McCarrick, a power-broker in the global church, may also have felt able to flout any restrictions placed on him due to powerful protectors inside the Vatican, such as Cardinal Angelo Sodano, the Holy See’s long-serving former Secretary of State. McCarrick had a reputation as an extraordinary fundraiser. In 1988, he had helped set up the Papal Foundation, which has raised many millions from wealthy US Catholics to support special projects of the Pope.
How much did this have to do with his promotion and protection from the highest levels inside the Church? Viganò’s testimony states that the Vatican became aware of allegations against McCarrick at the end of 2000, when Cardinal Sodano was operating the levers of power as Secretary of State, and at the same time as McCarrick’s appointment as Archbishop of Washington.
The US prelate went on to be named a cardinal in 2001, before being allowed to ease into an active retirement in 2006 despite the payment of settlements in 2005 and 2007 to two former seminarians or young priests who had accused him of harassment or misconduct. Cardinal Sodano, now 90, has been accused of protecting the institutional Church when it comes to abuse, and was a known protector of the notorious abuser – and prestigious fundraiser – Fr Marcial Maciel, founder of the Legionaries of Christ. It is now looking increasingly likely that there will be an inquiry into how McCarrick rose up the ranks of the Church.
Meanwhile, many in the Vatican are calling Archbishop Viganò’s credibility as a reliable witness into question: his evidence, it has to be argued, must be read in the context of his opposition to Pope Francis. Two Vatican media advisers, Fr Federico Lombardi – a former Director of the Holy See Press Office – and Fr Tom Rosica have disputed Viganò’s account of the meeting at the nunciature during the 2015 papal visit to the United States between the Pope and Kim Davis, the county clerk jailed for refusing to issue marriage licenses to same-sex couples.

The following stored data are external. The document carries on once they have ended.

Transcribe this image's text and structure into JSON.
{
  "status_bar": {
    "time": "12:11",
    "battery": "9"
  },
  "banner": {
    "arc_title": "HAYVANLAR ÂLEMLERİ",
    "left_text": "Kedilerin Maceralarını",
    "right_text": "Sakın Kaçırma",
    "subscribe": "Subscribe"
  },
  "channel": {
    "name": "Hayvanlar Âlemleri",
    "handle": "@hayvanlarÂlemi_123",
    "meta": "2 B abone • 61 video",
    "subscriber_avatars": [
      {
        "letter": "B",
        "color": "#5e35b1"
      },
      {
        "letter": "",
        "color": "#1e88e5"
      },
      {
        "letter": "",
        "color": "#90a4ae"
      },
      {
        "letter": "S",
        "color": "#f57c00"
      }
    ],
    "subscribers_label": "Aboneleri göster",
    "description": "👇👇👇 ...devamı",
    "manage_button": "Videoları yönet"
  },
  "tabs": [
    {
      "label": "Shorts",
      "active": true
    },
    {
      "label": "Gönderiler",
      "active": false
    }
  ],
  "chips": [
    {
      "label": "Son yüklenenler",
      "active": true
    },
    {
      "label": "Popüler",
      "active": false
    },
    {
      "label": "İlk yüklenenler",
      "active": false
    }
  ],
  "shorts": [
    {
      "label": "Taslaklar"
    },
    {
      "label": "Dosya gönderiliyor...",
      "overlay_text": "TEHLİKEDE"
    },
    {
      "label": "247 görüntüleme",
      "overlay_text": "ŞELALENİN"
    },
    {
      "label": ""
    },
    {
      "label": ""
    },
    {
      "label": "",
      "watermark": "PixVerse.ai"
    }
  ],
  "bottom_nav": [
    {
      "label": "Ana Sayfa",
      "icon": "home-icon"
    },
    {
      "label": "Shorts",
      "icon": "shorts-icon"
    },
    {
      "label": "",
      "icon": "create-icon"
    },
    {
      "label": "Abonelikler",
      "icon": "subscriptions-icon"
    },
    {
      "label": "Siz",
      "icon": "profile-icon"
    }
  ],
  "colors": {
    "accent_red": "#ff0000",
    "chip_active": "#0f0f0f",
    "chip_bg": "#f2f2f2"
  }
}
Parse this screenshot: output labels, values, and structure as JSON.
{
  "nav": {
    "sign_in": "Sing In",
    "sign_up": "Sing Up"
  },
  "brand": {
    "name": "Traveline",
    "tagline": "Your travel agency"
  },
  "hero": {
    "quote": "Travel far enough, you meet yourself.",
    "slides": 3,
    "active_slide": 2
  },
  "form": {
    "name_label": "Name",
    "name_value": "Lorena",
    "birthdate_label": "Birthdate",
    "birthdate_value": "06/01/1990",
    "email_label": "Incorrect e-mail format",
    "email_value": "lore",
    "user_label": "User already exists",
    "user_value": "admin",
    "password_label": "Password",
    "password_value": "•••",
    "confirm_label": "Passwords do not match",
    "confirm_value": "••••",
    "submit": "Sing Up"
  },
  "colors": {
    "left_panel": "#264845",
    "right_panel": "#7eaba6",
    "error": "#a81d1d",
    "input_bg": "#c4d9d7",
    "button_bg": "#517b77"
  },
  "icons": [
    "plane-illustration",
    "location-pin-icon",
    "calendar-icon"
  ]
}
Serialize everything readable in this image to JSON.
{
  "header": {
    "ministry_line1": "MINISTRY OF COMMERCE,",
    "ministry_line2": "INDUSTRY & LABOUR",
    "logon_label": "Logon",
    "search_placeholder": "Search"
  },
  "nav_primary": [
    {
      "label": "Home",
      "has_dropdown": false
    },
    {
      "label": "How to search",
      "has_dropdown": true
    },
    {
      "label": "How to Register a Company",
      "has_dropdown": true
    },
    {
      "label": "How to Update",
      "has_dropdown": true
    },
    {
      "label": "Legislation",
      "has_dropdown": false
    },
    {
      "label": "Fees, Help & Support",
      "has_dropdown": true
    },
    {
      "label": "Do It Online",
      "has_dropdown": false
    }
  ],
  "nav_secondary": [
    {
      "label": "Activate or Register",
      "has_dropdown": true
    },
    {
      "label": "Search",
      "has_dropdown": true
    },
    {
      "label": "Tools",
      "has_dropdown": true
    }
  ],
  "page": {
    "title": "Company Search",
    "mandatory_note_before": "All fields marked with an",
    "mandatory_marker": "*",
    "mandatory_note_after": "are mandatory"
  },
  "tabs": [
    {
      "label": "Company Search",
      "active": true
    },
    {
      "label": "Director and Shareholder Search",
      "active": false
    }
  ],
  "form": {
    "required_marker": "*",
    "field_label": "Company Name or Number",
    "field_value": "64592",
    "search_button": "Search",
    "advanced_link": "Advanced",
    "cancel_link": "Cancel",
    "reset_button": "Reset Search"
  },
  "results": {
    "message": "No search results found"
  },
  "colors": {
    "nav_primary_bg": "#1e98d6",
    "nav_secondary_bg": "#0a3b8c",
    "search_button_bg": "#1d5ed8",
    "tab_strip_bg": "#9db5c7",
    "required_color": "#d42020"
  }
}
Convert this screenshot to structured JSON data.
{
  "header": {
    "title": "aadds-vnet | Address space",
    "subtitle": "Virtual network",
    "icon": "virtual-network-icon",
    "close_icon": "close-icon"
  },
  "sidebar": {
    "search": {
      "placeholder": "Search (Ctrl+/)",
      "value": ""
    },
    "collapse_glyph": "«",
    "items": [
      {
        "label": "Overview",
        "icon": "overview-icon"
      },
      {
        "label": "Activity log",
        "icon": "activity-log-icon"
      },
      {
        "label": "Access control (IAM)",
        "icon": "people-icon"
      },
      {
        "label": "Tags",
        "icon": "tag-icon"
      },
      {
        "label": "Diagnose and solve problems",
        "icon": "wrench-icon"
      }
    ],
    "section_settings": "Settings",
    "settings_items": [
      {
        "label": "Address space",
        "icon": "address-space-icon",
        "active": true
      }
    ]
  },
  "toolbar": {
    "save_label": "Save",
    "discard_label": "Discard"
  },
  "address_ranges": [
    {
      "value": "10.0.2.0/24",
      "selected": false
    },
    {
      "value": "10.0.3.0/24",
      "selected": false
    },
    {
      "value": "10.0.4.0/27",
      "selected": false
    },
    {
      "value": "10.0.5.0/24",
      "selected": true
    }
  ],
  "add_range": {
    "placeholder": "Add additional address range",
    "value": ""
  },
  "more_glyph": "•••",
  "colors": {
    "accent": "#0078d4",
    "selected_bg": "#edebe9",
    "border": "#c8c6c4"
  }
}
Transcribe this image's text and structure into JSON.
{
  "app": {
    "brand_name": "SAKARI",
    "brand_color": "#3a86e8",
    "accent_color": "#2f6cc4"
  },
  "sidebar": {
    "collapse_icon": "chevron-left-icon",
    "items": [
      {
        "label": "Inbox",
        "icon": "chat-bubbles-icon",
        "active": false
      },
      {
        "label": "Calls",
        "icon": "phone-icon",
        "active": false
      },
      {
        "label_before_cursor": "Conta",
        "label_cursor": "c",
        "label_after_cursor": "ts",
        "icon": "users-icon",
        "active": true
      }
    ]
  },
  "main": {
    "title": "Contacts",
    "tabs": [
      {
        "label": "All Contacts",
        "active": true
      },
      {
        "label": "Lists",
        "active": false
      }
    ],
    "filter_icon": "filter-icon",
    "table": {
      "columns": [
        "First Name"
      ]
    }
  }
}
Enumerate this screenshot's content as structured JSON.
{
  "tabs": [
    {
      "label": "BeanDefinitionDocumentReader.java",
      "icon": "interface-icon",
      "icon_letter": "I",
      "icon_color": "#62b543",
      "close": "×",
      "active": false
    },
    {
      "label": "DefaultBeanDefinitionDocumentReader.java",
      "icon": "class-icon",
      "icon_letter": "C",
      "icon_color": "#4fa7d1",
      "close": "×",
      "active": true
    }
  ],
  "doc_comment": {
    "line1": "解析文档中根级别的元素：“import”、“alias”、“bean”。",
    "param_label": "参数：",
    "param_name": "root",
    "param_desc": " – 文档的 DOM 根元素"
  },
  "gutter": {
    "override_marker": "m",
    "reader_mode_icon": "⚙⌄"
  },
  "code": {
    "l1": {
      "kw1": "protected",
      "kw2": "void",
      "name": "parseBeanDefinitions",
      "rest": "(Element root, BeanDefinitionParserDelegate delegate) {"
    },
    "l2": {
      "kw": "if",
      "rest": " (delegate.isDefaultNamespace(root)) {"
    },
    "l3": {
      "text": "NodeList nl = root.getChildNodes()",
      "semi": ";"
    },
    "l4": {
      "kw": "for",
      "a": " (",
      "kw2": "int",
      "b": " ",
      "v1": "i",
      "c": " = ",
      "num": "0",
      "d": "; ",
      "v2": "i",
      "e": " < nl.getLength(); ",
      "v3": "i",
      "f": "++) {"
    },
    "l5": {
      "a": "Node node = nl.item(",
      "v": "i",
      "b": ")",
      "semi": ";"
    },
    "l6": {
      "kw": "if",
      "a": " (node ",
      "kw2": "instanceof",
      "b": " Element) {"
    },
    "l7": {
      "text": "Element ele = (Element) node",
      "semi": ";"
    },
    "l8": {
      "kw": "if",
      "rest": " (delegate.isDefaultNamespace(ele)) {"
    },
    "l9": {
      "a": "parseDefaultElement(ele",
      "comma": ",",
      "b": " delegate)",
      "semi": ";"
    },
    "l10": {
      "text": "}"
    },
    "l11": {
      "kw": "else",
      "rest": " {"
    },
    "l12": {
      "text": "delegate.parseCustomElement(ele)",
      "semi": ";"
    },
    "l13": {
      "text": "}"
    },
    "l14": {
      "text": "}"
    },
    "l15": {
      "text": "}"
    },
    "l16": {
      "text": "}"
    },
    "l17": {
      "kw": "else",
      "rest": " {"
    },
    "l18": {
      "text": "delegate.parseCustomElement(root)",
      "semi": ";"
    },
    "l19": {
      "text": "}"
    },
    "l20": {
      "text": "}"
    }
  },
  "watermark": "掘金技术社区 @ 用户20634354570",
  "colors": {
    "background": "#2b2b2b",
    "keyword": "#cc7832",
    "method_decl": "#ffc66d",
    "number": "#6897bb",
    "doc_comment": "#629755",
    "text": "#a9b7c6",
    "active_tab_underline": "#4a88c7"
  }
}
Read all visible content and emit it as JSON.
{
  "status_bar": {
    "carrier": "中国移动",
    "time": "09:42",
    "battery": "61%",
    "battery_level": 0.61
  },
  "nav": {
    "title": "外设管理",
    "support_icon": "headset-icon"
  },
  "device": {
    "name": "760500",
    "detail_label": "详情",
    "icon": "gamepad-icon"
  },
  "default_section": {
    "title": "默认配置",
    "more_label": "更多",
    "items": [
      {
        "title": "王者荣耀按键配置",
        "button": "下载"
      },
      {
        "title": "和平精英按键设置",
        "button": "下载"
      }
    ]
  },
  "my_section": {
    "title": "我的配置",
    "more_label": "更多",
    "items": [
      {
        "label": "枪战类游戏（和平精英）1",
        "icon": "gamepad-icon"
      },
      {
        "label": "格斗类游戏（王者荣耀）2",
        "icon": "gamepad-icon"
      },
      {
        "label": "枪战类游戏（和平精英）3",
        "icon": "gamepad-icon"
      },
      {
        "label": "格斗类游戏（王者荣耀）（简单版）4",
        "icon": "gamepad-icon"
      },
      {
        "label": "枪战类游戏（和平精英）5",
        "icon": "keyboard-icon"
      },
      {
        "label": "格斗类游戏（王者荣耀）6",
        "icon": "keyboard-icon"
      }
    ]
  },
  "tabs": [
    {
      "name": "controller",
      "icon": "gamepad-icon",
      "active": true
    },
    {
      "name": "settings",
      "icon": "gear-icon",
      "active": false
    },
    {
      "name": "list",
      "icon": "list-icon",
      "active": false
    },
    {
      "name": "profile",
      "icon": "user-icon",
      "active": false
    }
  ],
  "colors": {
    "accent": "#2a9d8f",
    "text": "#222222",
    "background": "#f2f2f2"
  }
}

Even among opponents of Francis there are growing doubts about the quality of Archbishop Viganò’s testimony, which was written “shoulder to shoulder” with the Italian journalist and Francis critic Marco Tosatti. Benjamin Harnwell, the Director of the Dignitatis Humanae Institute, which is backed by Cardinal Burke and Steve Bannon, former strategist to President Donald Trump, has publicly questioned Viganò’s credibility. Mr Harnwell has called Viganò’s claim that Cardinal Renato Martino, his institute’s honorary president, is part of the “homosexual current” in the Vatican, a “smear” and a “slur”.
Five-and-a-half years ago the cardinals elected a Pope who took the name of St Francis of Assisi, the saint of poverty, humility and peace, whom the crucified Christ called on to “rebuild my Church”. The Church that Francis leads needs to be rebuilt in the wake of the abuse scandal and the cover-ups, which he believes can only be done through an honest, collective taking of responsibility, without indulging in mutual recrimination. If even some of Archbishop Viganò’s claims are correct, and the cover-up of McCarrick’s abusive behaviour over many years had reached the highest levels of the Church, then nothing less than a radical upending by Francis of the old ecclesiastical power system, including its shielding of wrongdoers, will be needed before the foundations for a renewed Church can be laid.